7.4. Client Data Rights. If applicable, Client may request access to, modification of, or deletion of data associated with its use of the Product, subject to Growth Dynamics, LLC’s data retention policies and applicable legal obligations.

  1. Indemnification
    8.1. Indemnification by Client. Client shall indemnify, defend, and hold harmless Growth Dynamics, LLC, its affiliates, officers, directors, employees, agents, and licensors from and against any and all claims, liabilities, damages, losses, costs, or expenses (including reasonable attorneys’ fees and litigation expenses) arising out of or related to (i) Client’s use of the Product in a manner inconsistent with this Agreement; (ii) any breach of this Agreement by Client; or (iii) any violation of applicable laws or regulations by Client.

8.2. Survival of Indemnification Obligations. The provisions of this section shall survive the termination or expiration of this Agreement with respect to any claims or liabilities accruing prior to such termination or expiration.
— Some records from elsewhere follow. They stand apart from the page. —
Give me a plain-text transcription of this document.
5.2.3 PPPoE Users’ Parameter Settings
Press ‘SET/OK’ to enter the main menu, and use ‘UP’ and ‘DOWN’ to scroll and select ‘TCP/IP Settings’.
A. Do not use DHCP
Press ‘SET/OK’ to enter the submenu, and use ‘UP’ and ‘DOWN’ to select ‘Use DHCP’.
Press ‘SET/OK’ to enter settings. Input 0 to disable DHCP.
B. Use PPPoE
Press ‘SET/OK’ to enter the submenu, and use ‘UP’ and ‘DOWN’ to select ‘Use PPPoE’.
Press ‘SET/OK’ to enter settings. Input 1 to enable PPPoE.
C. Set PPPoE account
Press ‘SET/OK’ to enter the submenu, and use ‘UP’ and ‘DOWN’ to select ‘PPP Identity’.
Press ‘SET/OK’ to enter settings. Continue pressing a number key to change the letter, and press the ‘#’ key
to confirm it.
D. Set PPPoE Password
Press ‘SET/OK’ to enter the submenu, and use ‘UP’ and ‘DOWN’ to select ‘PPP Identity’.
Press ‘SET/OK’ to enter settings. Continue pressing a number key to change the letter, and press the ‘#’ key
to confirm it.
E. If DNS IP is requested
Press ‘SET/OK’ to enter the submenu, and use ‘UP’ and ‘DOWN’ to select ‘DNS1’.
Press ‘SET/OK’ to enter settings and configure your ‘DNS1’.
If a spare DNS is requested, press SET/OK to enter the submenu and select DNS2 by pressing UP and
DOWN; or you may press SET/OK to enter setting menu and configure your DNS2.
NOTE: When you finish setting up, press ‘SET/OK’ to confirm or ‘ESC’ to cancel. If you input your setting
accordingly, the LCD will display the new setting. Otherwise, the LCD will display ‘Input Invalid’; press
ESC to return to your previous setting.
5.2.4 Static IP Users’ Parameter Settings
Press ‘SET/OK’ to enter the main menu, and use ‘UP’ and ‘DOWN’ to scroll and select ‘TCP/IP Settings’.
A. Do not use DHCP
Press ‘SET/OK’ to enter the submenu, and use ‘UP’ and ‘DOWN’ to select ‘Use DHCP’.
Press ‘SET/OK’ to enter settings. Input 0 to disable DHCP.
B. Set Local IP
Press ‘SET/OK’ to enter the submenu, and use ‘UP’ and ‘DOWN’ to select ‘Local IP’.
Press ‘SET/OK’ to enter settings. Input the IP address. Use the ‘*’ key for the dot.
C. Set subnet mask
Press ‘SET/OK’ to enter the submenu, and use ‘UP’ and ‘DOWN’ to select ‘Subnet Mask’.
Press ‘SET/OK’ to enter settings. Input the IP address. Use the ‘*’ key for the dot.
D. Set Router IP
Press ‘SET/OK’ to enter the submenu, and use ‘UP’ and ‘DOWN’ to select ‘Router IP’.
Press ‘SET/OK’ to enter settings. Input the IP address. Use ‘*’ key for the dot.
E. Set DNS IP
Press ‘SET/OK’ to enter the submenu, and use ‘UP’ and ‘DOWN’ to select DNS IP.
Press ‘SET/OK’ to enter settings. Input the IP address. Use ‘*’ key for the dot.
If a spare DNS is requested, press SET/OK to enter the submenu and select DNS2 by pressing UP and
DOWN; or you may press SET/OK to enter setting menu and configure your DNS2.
  1. Relationship. The Parties acknowledge that this license does not establish any partnership, agency, or other relationship between the Parties.
  2. Modification. No modification of this Agreement shall be valid unless it is in writing and is signed by all of the Parties.
  3. Integration. This Agreement is the entire agreement of the Parties. There are no promises, terms, conditions, or obligations other than those contained in this Agreement. This Agreement shall supersede all prior communications, representations, and agreements, oral or written, of the Parties.
  4. Interpretation. The paragraph headings are for the convenience of the reader only and are not intended to act as a limitation on the scope or meaning of the paragraphs themselves. This Agreement shall not be construed against the drafting party.
  5. Severability. The invalidity of any term or provision of this Agreement shall not affect the validity of any other provision.
  6. Waiver. Waiver by any Party of strict performance of any provision of this Agreement shall not be a waiver of or prejudice any party’s right to require strict performance of the same provision in the future or of any other provision.
  7. Binding Effect. Subject to restrictions in this Agreement upon assignment, if any, this Agreement shall be binding on and inure to the benefit of the heirs, legal representatives, successors, and assigns of the Parties.
  8. Governing Law, Jurisdiction, and Arbitration
    16.1. Governing Law. This Agreement is governed by and construed in accordance with the laws of the State of Oregon.

16.2. Jurisdiction and Venue. Any legal action or proceeding arising under this Agreement will be brought exclusively in the courts located in Lane County, Oregon, and the Parties hereby consent to the jurisdiction and venue therein.

16.3. Arbitration. Any claim or dispute arising out of or relating to this agreement, or to the interpretation or breach of this agreement, or to the existence, scope, or validity of this agreement, including tort claims, will be resolved by binding arbitration. Arbitration will be conducted by, through, and in accordance with the then effective arbitration rules of the Arbitration Service of Portland, Inc. (ASP). The arbitration will be held in Lane County, Oregon unless the parties mutually agree otherwise.

  1. Modifications and Updates. Growth Dynamics, LLC reserves the right to modify or update the terms of this License Agreement at any time without prior notice. Continued use of the service following any changes constitutes acceptance of the revised terms.